The sole reason why I decided to go to Myanmar was because I have always wanted to visit Bagan in person - where some 2000 pagodas stood mightily for hundreds of years from the early civilization. Even though I still don't understand why the king has to build so many pagodas/temples and many pagodas were just a few centimeters away. Would it be possible that there might be a secret message hidden behind the locations of these pagodas? Maybe I would find out the message when I got to the top...

This morning, I self-forced to wake up at 4.30am for the worldly Bagan sunrise - Shwe San Daw pagado it is I was heading to - which was about 10 minutes bike ride from where I lived. It was cold riding in the morning and I was hungry. With me, I had my camera, bags and tripod. The thought of giving up and sleep in was fighting on my mind against the urge to see the sunrise ten times on my way to the pagoda. The road was empty and I kinda doubted on my decision to wake up this early. Until I arrived at the spot, and little did I know that the reward was well worth anything it took to bring me there in Bagan.




Thank you Bagan for your greatness.
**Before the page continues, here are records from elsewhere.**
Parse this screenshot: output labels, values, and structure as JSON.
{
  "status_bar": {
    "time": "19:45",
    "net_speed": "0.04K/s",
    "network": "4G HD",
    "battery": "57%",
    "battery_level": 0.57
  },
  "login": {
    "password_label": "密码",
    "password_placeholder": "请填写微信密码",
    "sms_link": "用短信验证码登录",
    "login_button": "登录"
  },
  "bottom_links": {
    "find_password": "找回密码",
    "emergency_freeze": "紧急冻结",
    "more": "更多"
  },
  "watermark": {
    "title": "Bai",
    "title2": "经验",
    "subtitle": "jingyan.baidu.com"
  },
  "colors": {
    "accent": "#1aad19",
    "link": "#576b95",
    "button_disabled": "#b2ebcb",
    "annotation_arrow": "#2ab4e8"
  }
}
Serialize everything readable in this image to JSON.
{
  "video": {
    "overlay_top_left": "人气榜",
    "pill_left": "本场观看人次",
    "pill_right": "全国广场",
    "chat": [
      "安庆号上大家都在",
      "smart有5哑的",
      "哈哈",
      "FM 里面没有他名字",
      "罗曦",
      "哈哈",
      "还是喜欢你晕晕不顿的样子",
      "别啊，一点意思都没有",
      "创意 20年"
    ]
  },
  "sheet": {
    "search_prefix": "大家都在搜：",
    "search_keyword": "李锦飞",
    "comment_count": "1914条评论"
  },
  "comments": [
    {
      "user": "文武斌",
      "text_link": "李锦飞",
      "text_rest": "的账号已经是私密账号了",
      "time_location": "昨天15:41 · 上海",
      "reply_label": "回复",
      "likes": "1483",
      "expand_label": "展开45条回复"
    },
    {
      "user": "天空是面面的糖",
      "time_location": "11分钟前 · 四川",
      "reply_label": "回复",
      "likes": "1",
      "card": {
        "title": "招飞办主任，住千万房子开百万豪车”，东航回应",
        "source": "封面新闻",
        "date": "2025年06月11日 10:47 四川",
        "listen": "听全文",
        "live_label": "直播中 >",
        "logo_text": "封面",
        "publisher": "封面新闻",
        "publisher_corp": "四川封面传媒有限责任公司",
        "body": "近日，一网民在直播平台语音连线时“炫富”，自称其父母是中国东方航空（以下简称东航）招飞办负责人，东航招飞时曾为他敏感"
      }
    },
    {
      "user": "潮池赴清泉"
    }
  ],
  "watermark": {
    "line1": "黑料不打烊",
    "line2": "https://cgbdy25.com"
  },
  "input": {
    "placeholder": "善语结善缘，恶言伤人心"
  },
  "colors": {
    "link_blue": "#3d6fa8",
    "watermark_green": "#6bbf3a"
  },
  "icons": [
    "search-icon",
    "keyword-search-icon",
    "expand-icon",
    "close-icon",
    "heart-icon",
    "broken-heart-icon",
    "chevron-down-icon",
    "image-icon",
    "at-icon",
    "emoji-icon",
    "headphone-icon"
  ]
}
I appreciate that I got to see this phenomenal sunrise in person during my lifetime. I doubt everyone has the luxury to travel like me or to be blessed with the courage to explore an exotic plain by myself just all out of spontaneity. And just because I am alone, I get to experience this timeless gem of Asia from a completely different perspective. Thank you again, Bagan, for being charming Bagan - I am not sure if this is the message that THE ONE who built these pagodas was trying to convey to his future generations, but I learn today, to appreciate nature, to give back to nature, to be nice to people, to be genuine and work hard to be rewarded.